Вы не ночевали дома?
Странная точечная амнезия. Точка разрыва в непрерывном ходе вашего времени. (Функция с точкой разрыва. Кажется, есть и такие. Можно спросить Яндекс. Точно, есть.)
Открываете карту. Находите улицу, на которой упали.
Панорама. Милый старый район. Пятиэтажки. Рябина. Тихая заветная Москва.
Валя, так ее звали. Худенькая, женственная.
Как только оказалась в палате 29-го, присела на койку, перевела дух, первым делом позвонила Мите. Так, мол, и так, прости, милый, Новый год без меня.
– Ох, – сказал Митя.
– Да. Именно. Ох.
– А я икру достал. Такую. Настоящую. Не магазинную.
– Ну, потом съедим, что же делать. Ты мне вот что скажи, только не пугайся, я ночью дома была?
– Э. Ты чего это, ты головой тоже ударилась?
– Нет.

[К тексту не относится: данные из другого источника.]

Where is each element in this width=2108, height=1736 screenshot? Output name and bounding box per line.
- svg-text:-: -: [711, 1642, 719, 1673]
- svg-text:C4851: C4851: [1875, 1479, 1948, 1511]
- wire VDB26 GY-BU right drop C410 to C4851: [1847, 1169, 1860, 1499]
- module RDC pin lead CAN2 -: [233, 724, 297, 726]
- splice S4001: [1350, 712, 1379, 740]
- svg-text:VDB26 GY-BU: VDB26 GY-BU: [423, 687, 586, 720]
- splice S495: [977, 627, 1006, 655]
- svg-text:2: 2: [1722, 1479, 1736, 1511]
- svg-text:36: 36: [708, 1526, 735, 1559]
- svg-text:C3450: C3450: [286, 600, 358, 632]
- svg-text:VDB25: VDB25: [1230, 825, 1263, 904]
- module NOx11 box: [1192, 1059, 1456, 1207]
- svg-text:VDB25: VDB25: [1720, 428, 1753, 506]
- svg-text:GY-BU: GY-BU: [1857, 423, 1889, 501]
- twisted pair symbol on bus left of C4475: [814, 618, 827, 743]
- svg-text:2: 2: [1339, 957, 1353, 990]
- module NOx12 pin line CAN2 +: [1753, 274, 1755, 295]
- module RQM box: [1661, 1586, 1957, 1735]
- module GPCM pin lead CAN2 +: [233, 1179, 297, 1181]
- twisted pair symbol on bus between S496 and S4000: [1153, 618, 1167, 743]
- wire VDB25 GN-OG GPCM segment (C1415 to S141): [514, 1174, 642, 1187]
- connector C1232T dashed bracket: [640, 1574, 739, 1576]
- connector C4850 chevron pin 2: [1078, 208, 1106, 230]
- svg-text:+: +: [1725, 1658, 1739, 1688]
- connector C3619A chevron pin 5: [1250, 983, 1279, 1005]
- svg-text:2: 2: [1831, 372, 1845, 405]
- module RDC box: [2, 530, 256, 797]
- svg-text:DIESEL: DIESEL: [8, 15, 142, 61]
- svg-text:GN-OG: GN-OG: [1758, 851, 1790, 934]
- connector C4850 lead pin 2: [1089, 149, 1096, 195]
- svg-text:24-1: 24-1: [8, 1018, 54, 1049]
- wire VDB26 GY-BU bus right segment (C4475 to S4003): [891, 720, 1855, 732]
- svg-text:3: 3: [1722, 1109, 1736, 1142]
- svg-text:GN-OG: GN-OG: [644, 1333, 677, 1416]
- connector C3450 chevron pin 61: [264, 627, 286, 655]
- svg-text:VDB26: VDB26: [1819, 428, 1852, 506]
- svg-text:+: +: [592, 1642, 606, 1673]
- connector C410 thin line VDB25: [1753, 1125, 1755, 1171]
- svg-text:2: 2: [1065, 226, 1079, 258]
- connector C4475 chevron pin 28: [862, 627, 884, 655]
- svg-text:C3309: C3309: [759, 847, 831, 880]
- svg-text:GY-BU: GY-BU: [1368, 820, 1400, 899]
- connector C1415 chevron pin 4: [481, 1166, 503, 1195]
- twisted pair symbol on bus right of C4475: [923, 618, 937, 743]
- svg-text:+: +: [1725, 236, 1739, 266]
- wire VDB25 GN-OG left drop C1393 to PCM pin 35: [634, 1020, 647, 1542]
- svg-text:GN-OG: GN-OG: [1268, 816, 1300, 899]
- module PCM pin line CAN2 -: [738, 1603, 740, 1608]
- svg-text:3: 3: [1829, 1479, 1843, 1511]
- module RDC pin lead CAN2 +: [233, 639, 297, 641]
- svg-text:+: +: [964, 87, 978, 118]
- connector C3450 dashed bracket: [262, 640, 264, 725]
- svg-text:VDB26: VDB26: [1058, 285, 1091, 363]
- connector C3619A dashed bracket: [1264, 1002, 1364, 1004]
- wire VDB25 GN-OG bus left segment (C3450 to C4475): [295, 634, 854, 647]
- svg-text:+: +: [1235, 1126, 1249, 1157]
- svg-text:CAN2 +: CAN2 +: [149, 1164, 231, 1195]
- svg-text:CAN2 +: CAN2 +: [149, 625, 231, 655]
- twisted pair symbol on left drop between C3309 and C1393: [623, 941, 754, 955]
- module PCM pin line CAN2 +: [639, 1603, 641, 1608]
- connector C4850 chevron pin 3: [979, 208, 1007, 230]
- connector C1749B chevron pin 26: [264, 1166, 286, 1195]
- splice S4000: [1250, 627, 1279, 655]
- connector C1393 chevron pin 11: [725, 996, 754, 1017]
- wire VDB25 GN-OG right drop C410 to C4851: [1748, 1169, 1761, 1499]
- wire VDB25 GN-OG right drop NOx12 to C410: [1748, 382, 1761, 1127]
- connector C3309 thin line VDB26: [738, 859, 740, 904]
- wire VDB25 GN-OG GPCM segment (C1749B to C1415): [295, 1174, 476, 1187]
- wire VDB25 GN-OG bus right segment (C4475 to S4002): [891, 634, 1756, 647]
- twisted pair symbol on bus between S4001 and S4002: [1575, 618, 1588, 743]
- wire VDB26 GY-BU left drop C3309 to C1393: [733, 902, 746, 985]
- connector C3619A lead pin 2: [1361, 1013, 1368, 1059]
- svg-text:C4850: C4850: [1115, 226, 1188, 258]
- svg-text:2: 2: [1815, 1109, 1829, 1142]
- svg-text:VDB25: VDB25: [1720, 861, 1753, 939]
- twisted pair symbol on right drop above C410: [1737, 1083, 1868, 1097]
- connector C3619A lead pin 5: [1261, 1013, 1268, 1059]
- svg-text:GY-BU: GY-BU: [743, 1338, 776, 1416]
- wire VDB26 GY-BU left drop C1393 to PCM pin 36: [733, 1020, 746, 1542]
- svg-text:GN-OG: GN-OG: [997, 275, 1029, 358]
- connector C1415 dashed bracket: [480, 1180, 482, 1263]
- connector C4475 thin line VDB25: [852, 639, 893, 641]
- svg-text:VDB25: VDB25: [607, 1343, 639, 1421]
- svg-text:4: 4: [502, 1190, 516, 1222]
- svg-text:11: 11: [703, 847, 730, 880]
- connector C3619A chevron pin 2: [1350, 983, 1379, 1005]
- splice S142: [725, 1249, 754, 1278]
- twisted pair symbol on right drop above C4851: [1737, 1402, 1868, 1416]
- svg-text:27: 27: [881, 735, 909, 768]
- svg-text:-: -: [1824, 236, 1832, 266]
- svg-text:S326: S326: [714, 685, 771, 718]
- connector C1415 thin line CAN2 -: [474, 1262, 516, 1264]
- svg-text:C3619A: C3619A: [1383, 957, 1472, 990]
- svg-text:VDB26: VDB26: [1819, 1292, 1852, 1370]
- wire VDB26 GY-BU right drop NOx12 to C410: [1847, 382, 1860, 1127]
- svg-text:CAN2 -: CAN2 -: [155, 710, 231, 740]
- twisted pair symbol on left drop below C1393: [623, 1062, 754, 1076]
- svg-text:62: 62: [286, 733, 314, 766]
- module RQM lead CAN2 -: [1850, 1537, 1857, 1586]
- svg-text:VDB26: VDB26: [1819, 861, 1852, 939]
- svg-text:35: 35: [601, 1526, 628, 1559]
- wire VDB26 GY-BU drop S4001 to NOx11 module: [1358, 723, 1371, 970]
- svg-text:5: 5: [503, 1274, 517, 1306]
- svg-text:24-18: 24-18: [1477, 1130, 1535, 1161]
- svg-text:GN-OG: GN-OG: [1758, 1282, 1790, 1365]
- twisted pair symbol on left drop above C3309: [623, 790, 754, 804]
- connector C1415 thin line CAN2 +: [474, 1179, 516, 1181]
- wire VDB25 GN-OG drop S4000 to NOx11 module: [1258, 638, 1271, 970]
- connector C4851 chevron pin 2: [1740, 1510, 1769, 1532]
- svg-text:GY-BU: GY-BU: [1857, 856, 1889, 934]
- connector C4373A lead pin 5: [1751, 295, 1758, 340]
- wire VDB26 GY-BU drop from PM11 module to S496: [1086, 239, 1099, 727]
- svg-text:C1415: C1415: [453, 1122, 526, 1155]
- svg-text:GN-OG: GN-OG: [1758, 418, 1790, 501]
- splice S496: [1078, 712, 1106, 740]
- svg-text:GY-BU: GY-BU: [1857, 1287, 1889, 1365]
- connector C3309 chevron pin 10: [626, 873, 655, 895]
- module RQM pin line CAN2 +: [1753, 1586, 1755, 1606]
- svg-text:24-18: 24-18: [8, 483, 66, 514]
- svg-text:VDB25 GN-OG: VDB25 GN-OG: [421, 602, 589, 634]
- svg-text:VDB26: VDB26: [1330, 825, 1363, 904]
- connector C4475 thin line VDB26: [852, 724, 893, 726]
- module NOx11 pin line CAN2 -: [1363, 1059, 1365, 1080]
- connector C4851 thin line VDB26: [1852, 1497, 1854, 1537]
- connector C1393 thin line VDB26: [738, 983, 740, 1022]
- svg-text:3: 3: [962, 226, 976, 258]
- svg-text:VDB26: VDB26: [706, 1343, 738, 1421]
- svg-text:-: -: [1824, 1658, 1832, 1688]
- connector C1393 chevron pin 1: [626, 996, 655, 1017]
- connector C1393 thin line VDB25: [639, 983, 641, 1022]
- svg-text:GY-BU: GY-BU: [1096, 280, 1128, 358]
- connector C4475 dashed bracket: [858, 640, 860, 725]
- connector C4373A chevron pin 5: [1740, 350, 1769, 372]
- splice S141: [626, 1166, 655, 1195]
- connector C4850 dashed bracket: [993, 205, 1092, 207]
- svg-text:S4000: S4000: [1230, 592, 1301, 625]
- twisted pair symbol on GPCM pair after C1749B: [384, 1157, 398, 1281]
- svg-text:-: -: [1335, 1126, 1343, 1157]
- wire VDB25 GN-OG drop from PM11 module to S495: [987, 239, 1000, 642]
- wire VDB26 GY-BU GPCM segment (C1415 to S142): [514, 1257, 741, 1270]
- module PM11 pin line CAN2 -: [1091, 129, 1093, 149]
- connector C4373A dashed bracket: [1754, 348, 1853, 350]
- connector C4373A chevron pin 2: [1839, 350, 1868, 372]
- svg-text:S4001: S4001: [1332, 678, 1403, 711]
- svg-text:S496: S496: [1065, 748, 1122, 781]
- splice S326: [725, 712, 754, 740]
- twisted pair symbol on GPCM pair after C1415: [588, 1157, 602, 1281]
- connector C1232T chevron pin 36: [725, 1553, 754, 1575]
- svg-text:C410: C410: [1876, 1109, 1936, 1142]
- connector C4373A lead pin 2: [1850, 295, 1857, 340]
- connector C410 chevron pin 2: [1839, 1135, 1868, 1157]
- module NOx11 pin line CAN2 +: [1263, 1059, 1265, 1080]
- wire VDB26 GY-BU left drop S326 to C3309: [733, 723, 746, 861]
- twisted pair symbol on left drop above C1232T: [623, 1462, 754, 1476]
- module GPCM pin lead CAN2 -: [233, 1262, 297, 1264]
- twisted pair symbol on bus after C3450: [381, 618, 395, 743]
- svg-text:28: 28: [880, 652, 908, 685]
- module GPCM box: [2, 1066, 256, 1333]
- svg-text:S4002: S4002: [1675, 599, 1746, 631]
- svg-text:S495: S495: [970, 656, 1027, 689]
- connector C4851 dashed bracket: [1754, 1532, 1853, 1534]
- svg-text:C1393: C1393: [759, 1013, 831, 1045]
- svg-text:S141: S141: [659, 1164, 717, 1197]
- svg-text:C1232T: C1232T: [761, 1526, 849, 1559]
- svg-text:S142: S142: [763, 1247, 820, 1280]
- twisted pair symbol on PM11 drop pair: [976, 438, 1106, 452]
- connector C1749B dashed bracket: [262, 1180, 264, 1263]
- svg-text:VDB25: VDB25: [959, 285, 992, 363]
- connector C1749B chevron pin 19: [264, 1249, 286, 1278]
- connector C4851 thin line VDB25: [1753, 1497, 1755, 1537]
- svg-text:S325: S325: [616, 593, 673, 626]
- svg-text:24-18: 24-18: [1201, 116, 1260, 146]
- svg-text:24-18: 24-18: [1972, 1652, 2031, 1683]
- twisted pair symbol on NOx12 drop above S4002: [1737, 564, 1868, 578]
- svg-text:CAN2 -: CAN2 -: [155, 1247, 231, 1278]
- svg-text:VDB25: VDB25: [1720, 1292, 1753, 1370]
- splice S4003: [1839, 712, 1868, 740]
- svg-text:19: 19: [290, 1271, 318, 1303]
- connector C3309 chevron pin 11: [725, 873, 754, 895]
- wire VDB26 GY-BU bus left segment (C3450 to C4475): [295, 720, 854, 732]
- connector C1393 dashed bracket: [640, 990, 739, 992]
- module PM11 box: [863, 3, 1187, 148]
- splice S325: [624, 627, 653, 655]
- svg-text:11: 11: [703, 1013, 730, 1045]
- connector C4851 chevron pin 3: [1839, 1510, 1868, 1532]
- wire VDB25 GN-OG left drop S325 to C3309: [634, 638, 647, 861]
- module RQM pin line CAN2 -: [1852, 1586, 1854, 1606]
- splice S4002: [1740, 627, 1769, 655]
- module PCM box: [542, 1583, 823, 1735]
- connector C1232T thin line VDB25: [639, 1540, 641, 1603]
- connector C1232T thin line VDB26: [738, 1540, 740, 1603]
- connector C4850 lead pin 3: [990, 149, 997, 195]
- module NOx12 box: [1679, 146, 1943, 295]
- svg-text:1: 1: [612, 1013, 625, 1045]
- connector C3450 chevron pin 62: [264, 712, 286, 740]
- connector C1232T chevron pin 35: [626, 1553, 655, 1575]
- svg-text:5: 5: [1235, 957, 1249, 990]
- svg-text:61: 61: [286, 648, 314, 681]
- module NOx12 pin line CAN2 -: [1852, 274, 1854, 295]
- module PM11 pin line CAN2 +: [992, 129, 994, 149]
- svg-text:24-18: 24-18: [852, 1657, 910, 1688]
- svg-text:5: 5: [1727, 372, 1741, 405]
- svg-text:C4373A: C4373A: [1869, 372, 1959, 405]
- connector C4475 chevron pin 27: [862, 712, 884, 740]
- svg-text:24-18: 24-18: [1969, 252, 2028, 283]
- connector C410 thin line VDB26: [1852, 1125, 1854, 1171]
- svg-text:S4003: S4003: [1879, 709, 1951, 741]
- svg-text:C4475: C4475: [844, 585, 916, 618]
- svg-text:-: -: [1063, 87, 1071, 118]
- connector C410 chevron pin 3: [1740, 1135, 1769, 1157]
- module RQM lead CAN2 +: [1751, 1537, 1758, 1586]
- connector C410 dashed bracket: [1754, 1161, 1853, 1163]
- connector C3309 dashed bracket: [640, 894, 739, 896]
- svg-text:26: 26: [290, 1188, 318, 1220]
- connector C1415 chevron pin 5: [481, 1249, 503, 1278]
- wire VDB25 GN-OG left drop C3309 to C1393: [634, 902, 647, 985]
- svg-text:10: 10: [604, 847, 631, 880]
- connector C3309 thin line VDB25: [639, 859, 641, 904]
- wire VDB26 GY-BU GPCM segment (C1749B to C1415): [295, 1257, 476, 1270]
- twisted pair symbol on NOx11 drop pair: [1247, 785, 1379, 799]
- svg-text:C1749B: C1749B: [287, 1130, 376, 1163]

Кажется, нет.
– Ты попроси, чтобы проверили.
– На вопрос ответь.
– Дома, дома.
– Встала во сколько?
– Не представляю. Ты же знаешь, как я сплю под утро. Или забыла?
– Помню, помню. А ты встал во сколько?
– В девять.
– И меня уже не было дома?
– И тебя уже не было дома.
Он спросил, чего принести.
– Хоть посмотрю на тебя.
– Не посмотришь. Карантин. Сумку передашь там внизу, и всё. Записку напиши. Травматология. 7‑я палата. Валентина Иващенко. Здесь над каждой койкой висит листок А4, а на нем жирными буквами пропечатано имя, отчество, фамилия и год рождения, почти как на кладбище, только что года смерти пока нет.
– Шуточки у тебя.
– А что еще мне остается?
– Болит рука?
– Нет. В приемном дядька такие уколы врубил, все онемело.
– Пальцы шевелятся?
– Шевелятся. Кланяются. Привет тебе передают.
Операцию назначили на 31-е. Утром привезли каталку, помогли раздеться, лечь, накрыли по шею простыней, повезли. Тележку вели бойко, поворачивали круто, только держись.
В тамбуре перед операционной лежала бок о бок (борт о борт) с каким-то дедом. Молчали. А вдруг умер? Посмотрела на него. Дышит. Смотрит в потолок.
Долго. Как долго ждать.
Валю увезли первой. Парень (ординатор?) привинчивал что-то сбоку. Анестезиолог колола в подмышку. Пальцы дергало.
Кажется, что рука отдельно от тебя. Подвешена в воздухе вертикально. За большой палец. Определенно кто-то держит руку за большой палец. Что-то они с ней делают в воздухе. Валя ничего не чувствует, кроме этого большого пальца. Ничего.
– Пластинка иностранная, – говорит хирург, – винт легко идет.
Говорит об ординаторе, что он молодец, где-то еще подрабатывает, на шее у родителей не сидит.
Пластинку перевинчивают два раза.
– Зашивай, – командует хирург.
Вот и всё, вот и всё.
Привезли в палату. Очухалась, позвонила Мите.
– Нормально. Всё нормально. Ну что делать, встретите без меня. Салаты Нюрка нарежет. Костик мясо запечет, он умеет. Матвей с Машей тортик принесут. Встретите Новый год, мимо не пропустите, ничего. Нет, Мить, не звони, бесполезно, я этот год просплю. Прилетят феи сна, вот почему. Я не шучу. Всем на ночь обезболивающие вколют, у кого операция была. Так что у вас Дед Мороз, а у нас фея.
Митя молчал.
– Мить. Ты где?
– Дома. Я чего-то не помню, где у нас рюмки. Такие. Чешские.
– В буфете.
– Не вижу.
– Наверху. Вторая полка.
– Не вижу.
– Конечно, не видишь, их кастрюля загораживает.
– А. Точно!
– Мить.
– А.
– Второго меня уже выпишут.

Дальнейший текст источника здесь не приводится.